Swanton NYT’ye, “Biden’ın tek partinin aktivistlere, muhalefete ve sivil topluma yönelik acımasız bir baskı uygulayan Vietnam ile diplomatik bağları geliştirmeyi seçmesi çok çirkin. Biden, ‘kurallara dayalı bir uluslararası düzeni’ teşvik etmek ve özgürlüğü savunmakla ilgili söylemlerine rağmen bir kez daha korkunç hak ihlallerine sahip otokratlarla yakınlaşıyor” dedi.
Vietnam savaşı o dönemde henüz hayatta olmayanlarımız için Hollywood filmlerinde izlediğimiz tekerlekli sandalyelerdeki ABD’li gazilerle özdeşleşmiş bir savaş. Savaşın ardından her iki ülke de uzun bir süre temasa geçmedi. Zira her ikisi de 1975’te sona eren savaşın sonuçlarıyla uğraşmakla meşguldü. Savaşın sona ermesinden bu yana Hanoi’de görev yapan ilk ABD’li diplomat olan Stanford Üniversitesi öğretim üyesi Scot Marciel, iki ülkenin yakınlaşma çabalarını ‘ironik’ olarak nitelendiriyor.
Biden yönetimi, Çin’e karşı acilen dayanışma kurabileceği müttefikler arıyor ve Vietnam, Çin’in Güney Çin Denizi’ndeki iddialı tutumuna açıkça kafa tutabilen birkaç Güneydoğu Asya ülkesinden biri. Washington’un Hint-Pasifik sorumlusu Kurt Campbell’a göre bu nedenlerden ötürü Vietnam ABD için ‘önemli bir kararsız ülke’.
Kamuoyu yoklamaları, Vietnamlı elitlerin çoğunluğunun ABD’nin siyasi ve stratejik nüfuzunu memnuniyetle karşıladığını ve Çin’in yükselişinden endişe duyduğunu gösteriyor. Çin ise gelişen ABD-Vietnam ilişkilerini endişeyle takip ediyor.

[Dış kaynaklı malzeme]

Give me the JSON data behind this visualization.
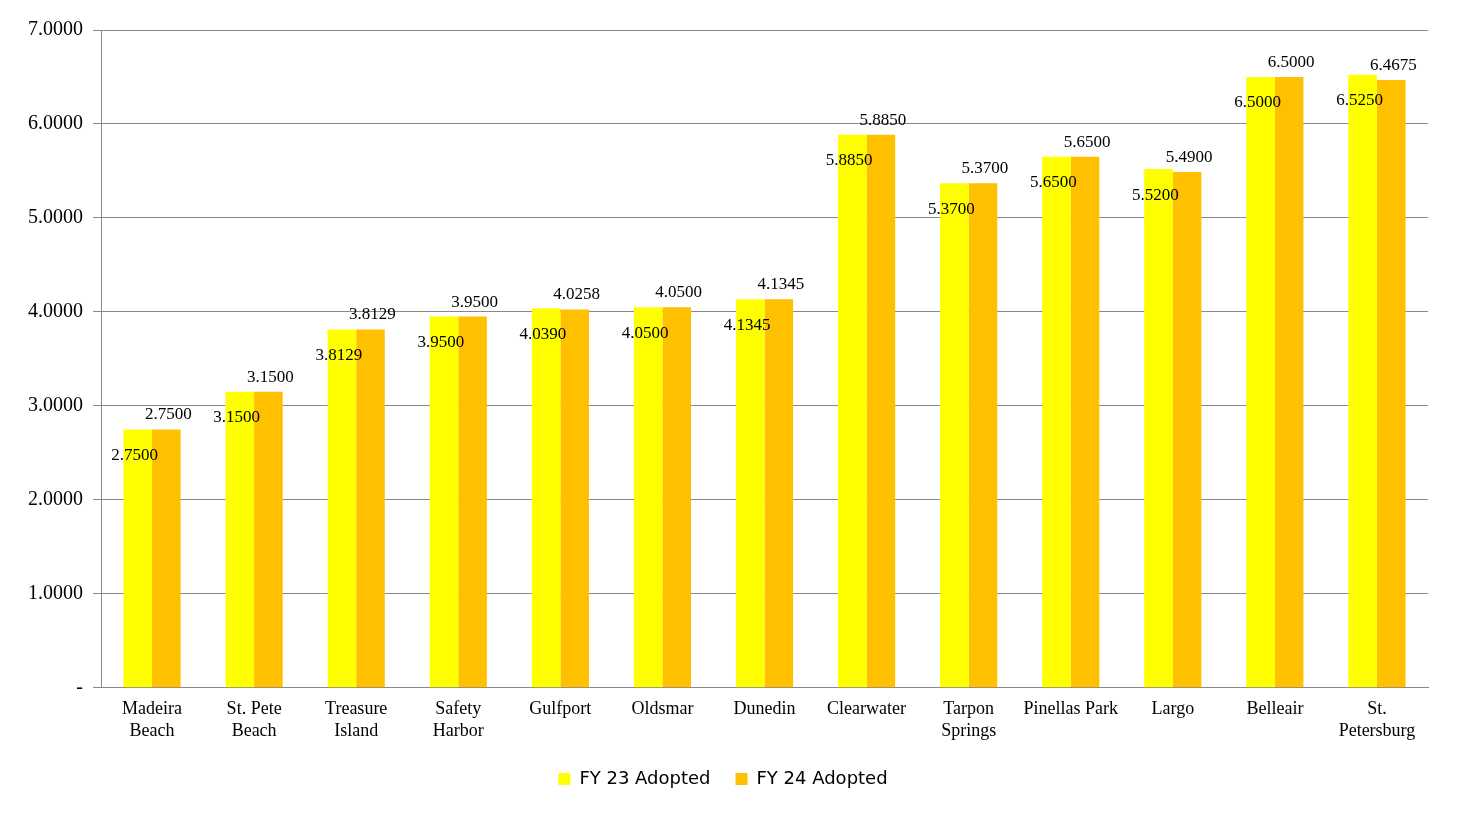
{
  "chart_data": {
    "type": "bar",
    "categories": [
      "Madeira Beach",
      "St. Pete Beach",
      "Treasure Island",
      "Safety Harbor",
      "Gulfport",
      "Oldsmar",
      "Dunedin",
      "Clearwater",
      "Tarpon Springs",
      "Pinellas Park",
      "Largo",
      "Belleair",
      "St. Petersburg"
    ],
    "series": [
      {
        "name": "FY 23 Adopted",
        "color": "#ffff00",
        "values": [
          2.75,
          3.15,
          3.8129,
          3.95,
          4.039,
          4.05,
          4.1345,
          5.885,
          5.37,
          5.65,
          5.52,
          6.5,
          6.525
        ],
        "value_labels": [
          "2.7500",
          "3.1500",
          "3.8129",
          "3.9500",
          "4.0390",
          "4.0500",
          "4.1345",
          "5.8850",
          "5.3700",
          "5.6500",
          "5.5200",
          "6.5000",
          "6.5250"
        ]
      },
      {
        "name": "FY 24 Adopted",
        "color": "#ffc000",
        "values": [
          2.75,
          3.15,
          3.8129,
          3.95,
          4.0258,
          4.05,
          4.1345,
          5.885,
          5.37,
          5.65,
          5.49,
          6.5,
          6.4675
        ],
        "value_labels": [
          "2.7500",
          "3.1500",
          "3.8129",
          "3.9500",
          "4.0258",
          "4.0500",
          "4.1345",
          "5.8850",
          "5.3700",
          "5.6500",
          "5.4900",
          "6.5000",
          "6.4675"
        ]
      }
    ],
    "ylim": [
      0,
      7
    ],
    "yticks": [
      {
        "value": 0,
        "label": "-"
      },
      {
        "value": 1,
        "label": "1.0000"
      },
      {
        "value": 2,
        "label": "2.0000"
      },
      {
        "value": 3,
        "label": "3.0000"
      },
      {
        "value": 4,
        "label": "4.0000"
      },
      {
        "value": 5,
        "label": "5.0000"
      },
      {
        "value": 6,
        "label": "6.0000"
      },
      {
        "value": 7,
        "label": "7.0000"
      }
    ],
    "grid": "y",
    "legend": "bottom"
  }
}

Çin Dışişleri Bakanı Wang Yi, Nisan 2022’de Vietnam’daki mevkidaşı Bui Thanh Son’u arayarak ABD’nin ‘Hint-Pasifik Stratejisi’ni harekete geçirerek bölgesel tansiyonu yükseltmeye, düşmanlığı ve çatışmayı körüklemeye çalıştığını’ vurgulamıştı. Wang, “Soğuk savaş zihniyetinin yeniden bölgeye hakim olmasına ve Ukrayna trajedisinin topraklarımızda tekrarlanmasına izin veremeyiz” demişti.